Memory Leaks in Trans. Conv

I have noticed that used GPU memory after transposed convolution does not correspond to the estimated GPU memory.

def get_gpu_memory_map():
   
    result = subprocess.check_output(
        [
            'nvidia-smi', '--query-gpu=memory.used',
            '--format=csv,nounits,noheader'
        ])
    
    return float(result)

conv1 = nn.Sequential(nn.Conv3d(in_channels=8, out_channels=8, kernel_size=4, stride=1, padding=1),
                        nn.LeakyReLU(negative_slope=0.1, inplace=True),
                        nn.BatchNorm3d(8)).float().cuda()


deconv1 = nn.Sequential(nn.ConvTranspose3d(in_channels=8, out_channels=8, kernel_size=4, stride=2, padding=1),
                        nn.LeakyReLU(negative_slope=0.1, inplace=True),
                        nn.BatchNorm3d(8)).float().cuda()

deconv2 = nn.ConvTranspose3d(in_channels=8, out_channels=1, kernel_size=4, stride=2, padding=1).float().cuda()
  
gpu_init = get_gpu_memory_map()
inp = Variable(th.rand(1, 8, 64, 256, 256).cuda())

gpu_before = get_gpu_memory_map()
print 'before deconvolution %f, should be %f' % (gpu_before-gpu_init, float(8*64*256*256*32) / (8*1024*1024))

out =  deconv1(inp)

gpu_after1 =  get_gpu_memory_map()
print 'after 1st deconvolution %f, should be %f' % (gpu_after1-gpu_init, float(8*128*512*512*32 + 8*64*256*256*32) / (8*1024*1024))

out =  deconv2(out)

gpu_after2 = get_gpu_memory_map()
print 'after 2nd deconvolution %f, should be %f'  % (gpu_after2-gpu_init, float(1*128*1024*1024*32 + 8*64*256*256*32) / (8*1024*1024))

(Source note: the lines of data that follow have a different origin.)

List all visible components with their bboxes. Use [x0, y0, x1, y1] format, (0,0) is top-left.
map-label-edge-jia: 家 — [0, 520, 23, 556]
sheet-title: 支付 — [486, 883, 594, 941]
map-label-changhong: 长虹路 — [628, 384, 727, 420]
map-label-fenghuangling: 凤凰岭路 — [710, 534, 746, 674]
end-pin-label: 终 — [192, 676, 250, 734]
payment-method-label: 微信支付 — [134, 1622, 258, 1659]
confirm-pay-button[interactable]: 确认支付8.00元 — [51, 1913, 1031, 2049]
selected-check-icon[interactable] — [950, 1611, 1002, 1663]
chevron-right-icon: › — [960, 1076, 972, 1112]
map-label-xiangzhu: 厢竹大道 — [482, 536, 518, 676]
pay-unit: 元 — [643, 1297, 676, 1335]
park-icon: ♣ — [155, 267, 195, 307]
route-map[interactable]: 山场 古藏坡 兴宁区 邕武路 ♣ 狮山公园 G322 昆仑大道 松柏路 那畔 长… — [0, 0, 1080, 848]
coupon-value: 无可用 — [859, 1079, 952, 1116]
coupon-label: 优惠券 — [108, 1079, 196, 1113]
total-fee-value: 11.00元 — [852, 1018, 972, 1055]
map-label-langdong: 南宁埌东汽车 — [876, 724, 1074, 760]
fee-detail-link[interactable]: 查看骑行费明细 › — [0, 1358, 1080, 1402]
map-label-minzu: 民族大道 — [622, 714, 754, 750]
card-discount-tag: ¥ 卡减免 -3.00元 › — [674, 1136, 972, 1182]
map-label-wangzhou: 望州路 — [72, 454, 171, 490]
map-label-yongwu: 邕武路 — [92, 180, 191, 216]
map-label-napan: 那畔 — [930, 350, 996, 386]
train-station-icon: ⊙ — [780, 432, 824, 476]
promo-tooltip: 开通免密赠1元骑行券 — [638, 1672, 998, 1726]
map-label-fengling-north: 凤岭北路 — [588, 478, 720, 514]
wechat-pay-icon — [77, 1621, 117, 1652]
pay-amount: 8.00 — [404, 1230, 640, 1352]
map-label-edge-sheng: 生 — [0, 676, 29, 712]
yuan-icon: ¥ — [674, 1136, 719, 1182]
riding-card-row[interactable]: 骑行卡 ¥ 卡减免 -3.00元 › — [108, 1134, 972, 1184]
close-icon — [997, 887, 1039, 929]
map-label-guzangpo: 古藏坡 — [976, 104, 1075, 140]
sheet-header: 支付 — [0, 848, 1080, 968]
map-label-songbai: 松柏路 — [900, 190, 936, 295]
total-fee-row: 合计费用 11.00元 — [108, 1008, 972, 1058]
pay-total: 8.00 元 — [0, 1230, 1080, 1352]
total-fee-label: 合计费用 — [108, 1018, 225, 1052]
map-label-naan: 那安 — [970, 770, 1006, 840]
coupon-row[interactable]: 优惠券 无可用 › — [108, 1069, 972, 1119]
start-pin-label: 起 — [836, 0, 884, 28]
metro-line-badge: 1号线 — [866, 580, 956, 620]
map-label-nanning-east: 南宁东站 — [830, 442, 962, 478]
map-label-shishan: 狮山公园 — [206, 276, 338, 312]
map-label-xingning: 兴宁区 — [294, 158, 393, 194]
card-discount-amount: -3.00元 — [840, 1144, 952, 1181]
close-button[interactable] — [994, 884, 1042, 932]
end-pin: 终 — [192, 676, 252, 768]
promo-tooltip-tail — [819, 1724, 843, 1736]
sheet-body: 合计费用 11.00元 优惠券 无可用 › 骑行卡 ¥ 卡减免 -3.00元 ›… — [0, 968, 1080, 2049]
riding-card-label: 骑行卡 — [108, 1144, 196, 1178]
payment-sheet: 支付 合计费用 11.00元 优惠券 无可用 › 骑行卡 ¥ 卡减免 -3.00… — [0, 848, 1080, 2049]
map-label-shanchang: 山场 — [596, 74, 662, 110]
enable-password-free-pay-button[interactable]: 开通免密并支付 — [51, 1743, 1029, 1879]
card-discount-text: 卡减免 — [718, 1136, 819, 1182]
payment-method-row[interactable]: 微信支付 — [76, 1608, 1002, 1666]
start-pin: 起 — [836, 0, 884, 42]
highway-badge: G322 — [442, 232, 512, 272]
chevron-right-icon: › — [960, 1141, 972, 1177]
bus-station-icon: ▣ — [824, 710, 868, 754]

before deconvolution 128.000000, should be 128.000000
after 1st deconvolution 2241.000000, should be 1152.000000
after 2nd deconvolution 3265.000000, should be 640.000000

Does this suggest memory leak?

I am using Pytorch 0.2.0_4, cuda8, cudnn7 and cudnn.benchmark = True flag.

When you work with Variable, some intermediate results are saved to be able to perform the backward pass if you ever call it.
Moreover, pytorch uses a custom allocator on gpu for efficiency reasons, so the memory that is freed is not returned to the gpu. You can use torch.cuda.empty_cache() to remove all unused memory from the custom allocator.

Thank you! I forgot to make them volatile in this example, but it does not affect the results much.